ピリついた空気を裂くようにハンターさんが声を上げる。

「その、マルティナ、だと思うが、女性のハンターが負傷したんだ。
それに付き添うように男のハンターが此処から離脱したぞ。」

「マルティナが!?」

セイさんがハンターさんに詰め寄る。

「あ、ああ。エンペラードラゴンの尾がまともに当たって、吹っ飛ばされて・・・。」

「アイツが、そんなヘマをするなんて・・・。」

俯き、呟くセイさん。

「それはどれ位前のお話ですか?」

私も努めて穏やかに尋ねる。


何故だ。
何故、私が尋ねると君は顔が引き攣っているんだ、ハンター君。

「あ、あ、あの半日前位であります!」

「何処へ向かったか、は?」

「臨時の救護施設だと思われます!!」

びしりと姿勢を正して答えるハンターさん。
上官に答える様な態度だ。

「その救護施設はどちらに?」

「は!ご案内致します。」

敬礼までし始める始末。
もう、いいや。

「ありがとうございます。
では、行きましょうか、セイさん。」

声を掛けるが、セイさんは俯いたままだ。

「セイさん?」

「!!あ、ああ。
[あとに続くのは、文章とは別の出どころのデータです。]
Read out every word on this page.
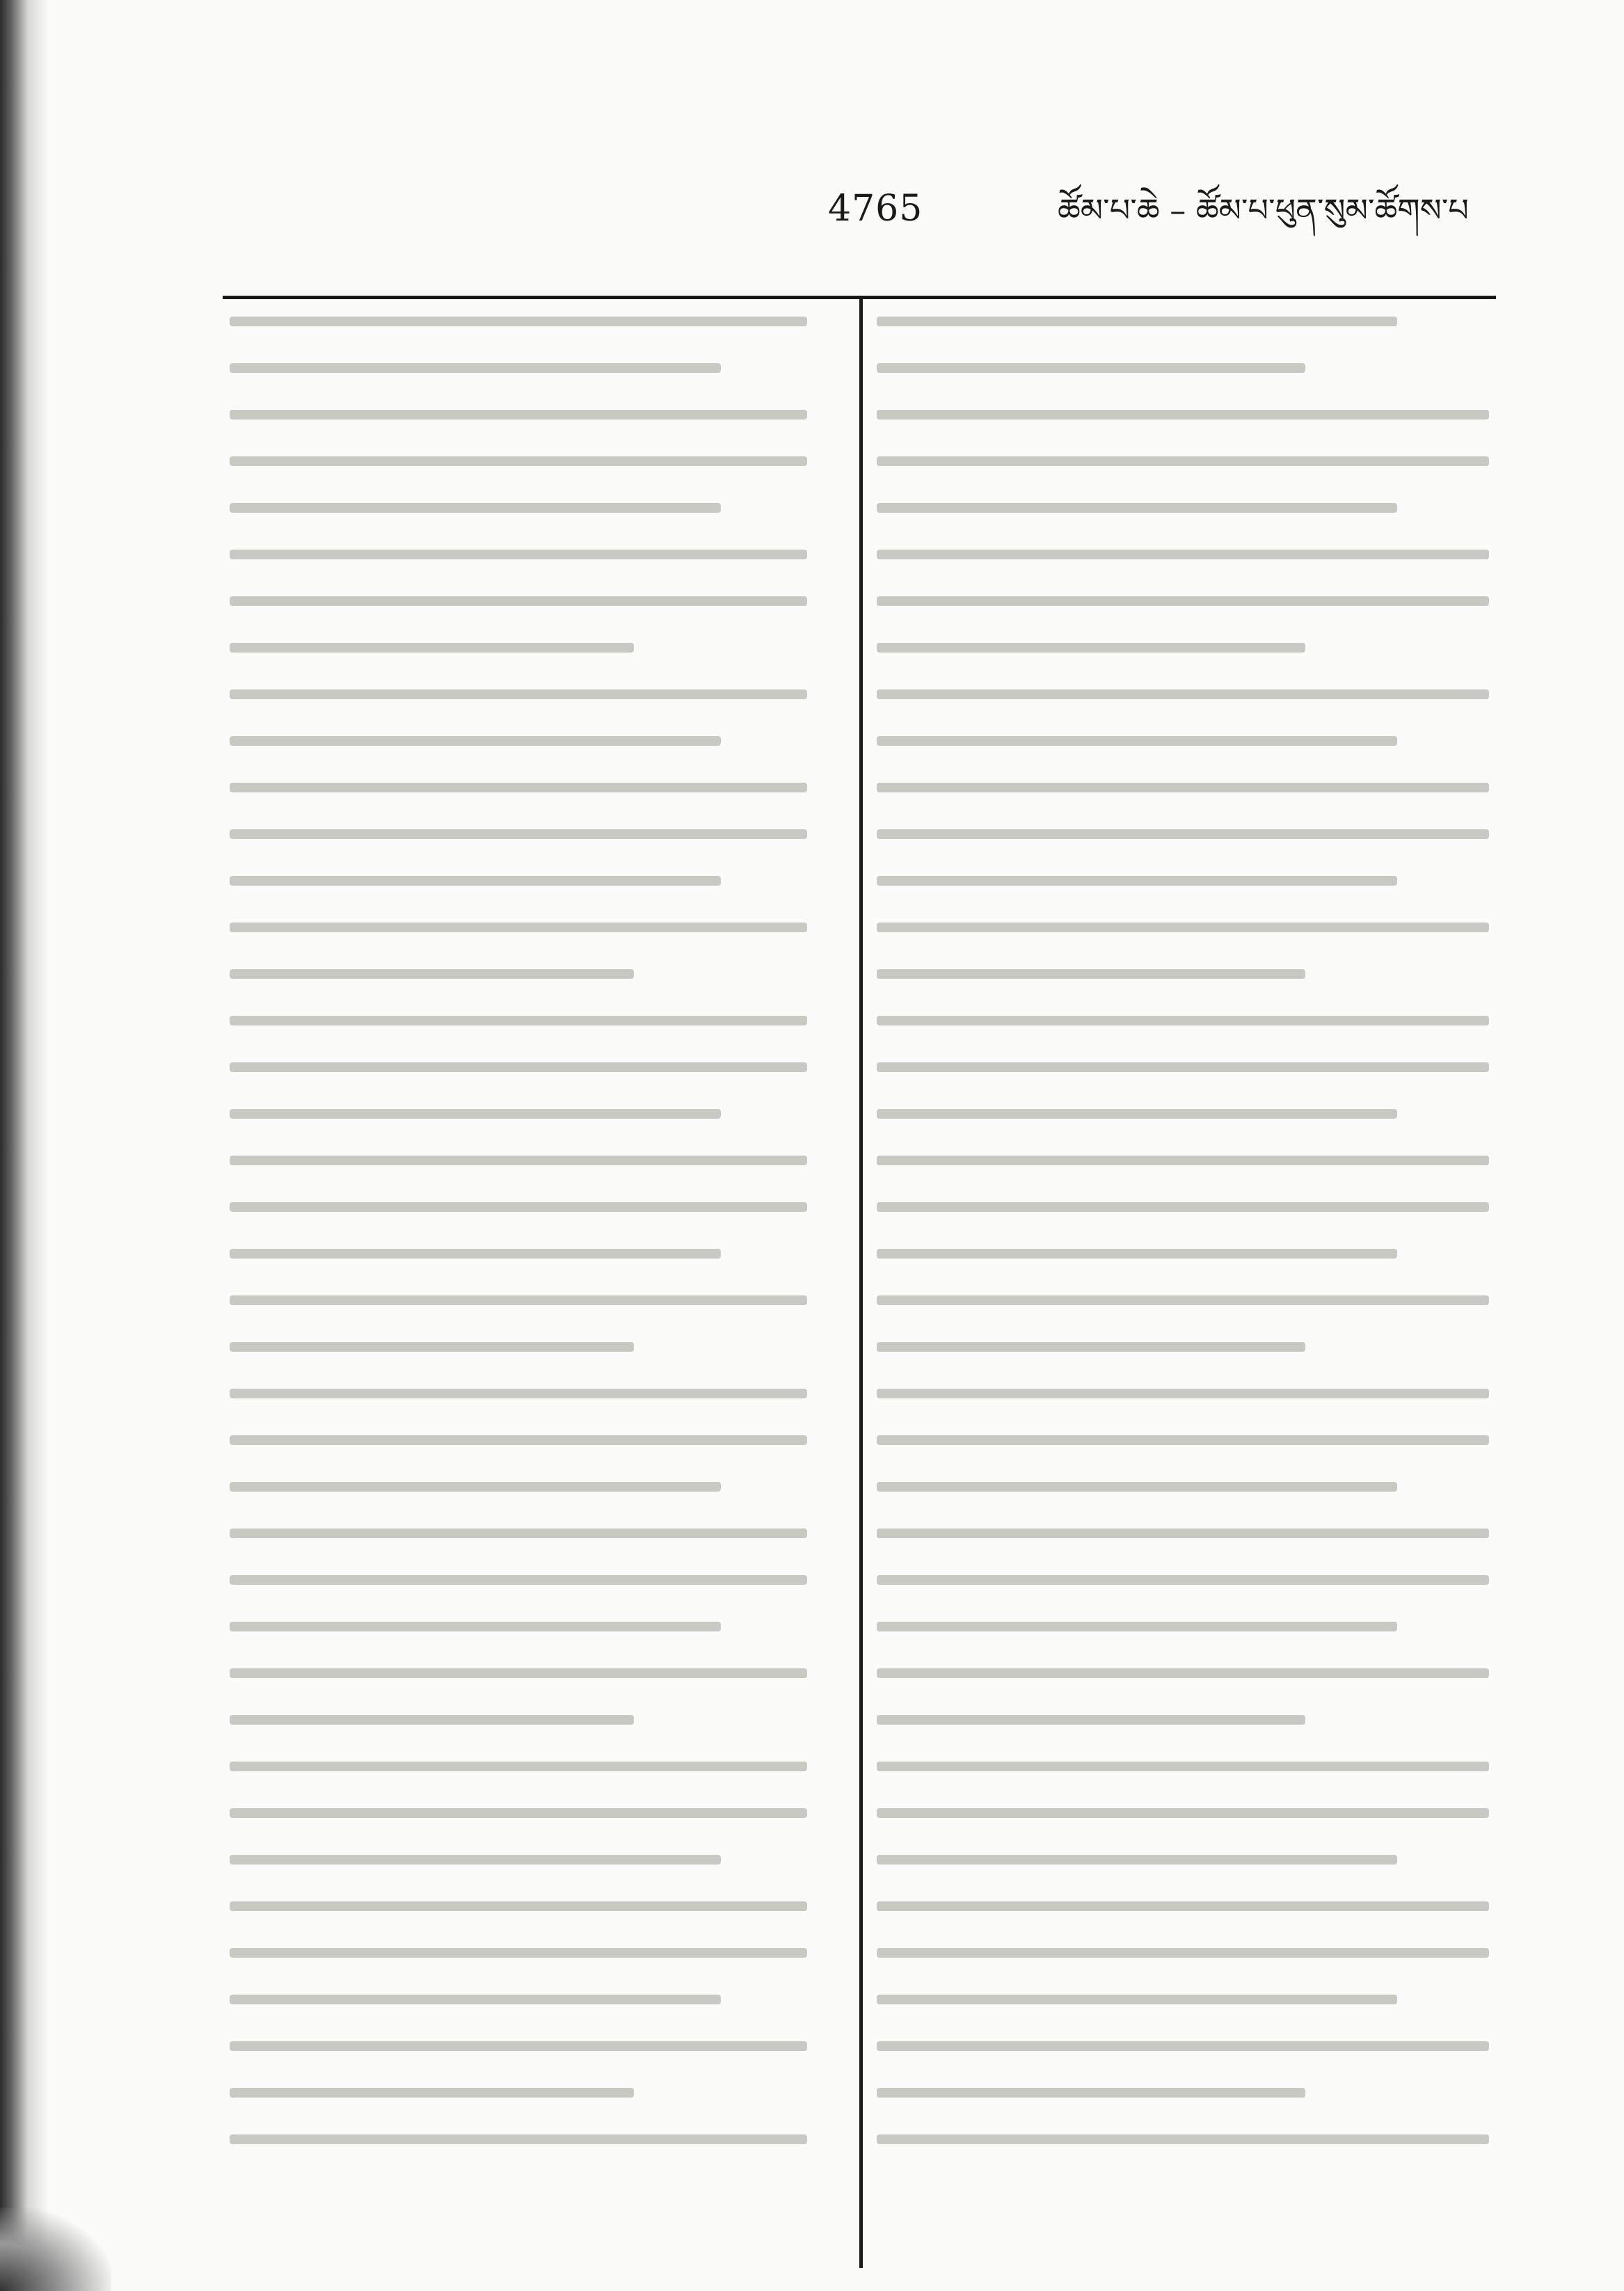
4765	ཚོམ་པ་ཆེ – ཚོམ་པ་ཕུན་སུམ་ཚོགས་པ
」

もう一度声を掛けるとセイさんはハッとした様に返事を返す。
でも、顔は上げない。

「お知り合いなんですか?」

ふむ、もしかしたらセイさんの親しい人なのかもしれない。
その人が怪我をした、しかもドラゴンの攻撃で。
心配するのは当たり前だ。

「セイさん、そのマルティナさんでしたか?怪我をしているのなら、私がどうにか出来るかもしれないです。」

「!?」

やっと顔を上げたセイさんは私を見る。
私はセイさんの耳元で囁く。

「私が誰だか分かりますか?」

「ミリアムさん・・・。」

私は穏やかな笑みを浮かべる。
周りの空気が冷えたとしてもそんなのは知らない。
私は穏やかに微笑んだのだ。
誰が何と言おうともな。

「オールラウンダーのチートなんですよ?これを使う手は無いでしょう。」

「そうか!アンタは全属性の魔法が使えるんだった!!」

「そうです。救護施設で治療してくれていたらアレなんですが、臨時と言っていたので応急手当だけなら、私がお役に立てるかもしれませんしね。」

回復魔法も実は試してみた。
流石チート。
此処で言うのも憚られるが、自傷した傷も立ちどころに完治できた。

念には念を。
万が一デイヴィッドさんが負傷していた事を考えて、何処まで完治するかも実証済みだ。

重傷レベルも大丈夫。

「済まない。マルティナを、マルティナを頼む!!」

セイさんの懇願に私は大きく頷く。

「勿論ですよ。さあ、急ぎましょう。」

「ああ!!」

ハンターさんの案内の元、現場を後にする。





二度ある事は三度ある事は私はもう悟っているのだ。



ええ、期待しませんとも。

そこにデイヴィッドさんが居る確率が低い事も承知でマルティナさんが居る救護施設へ向かうのだった。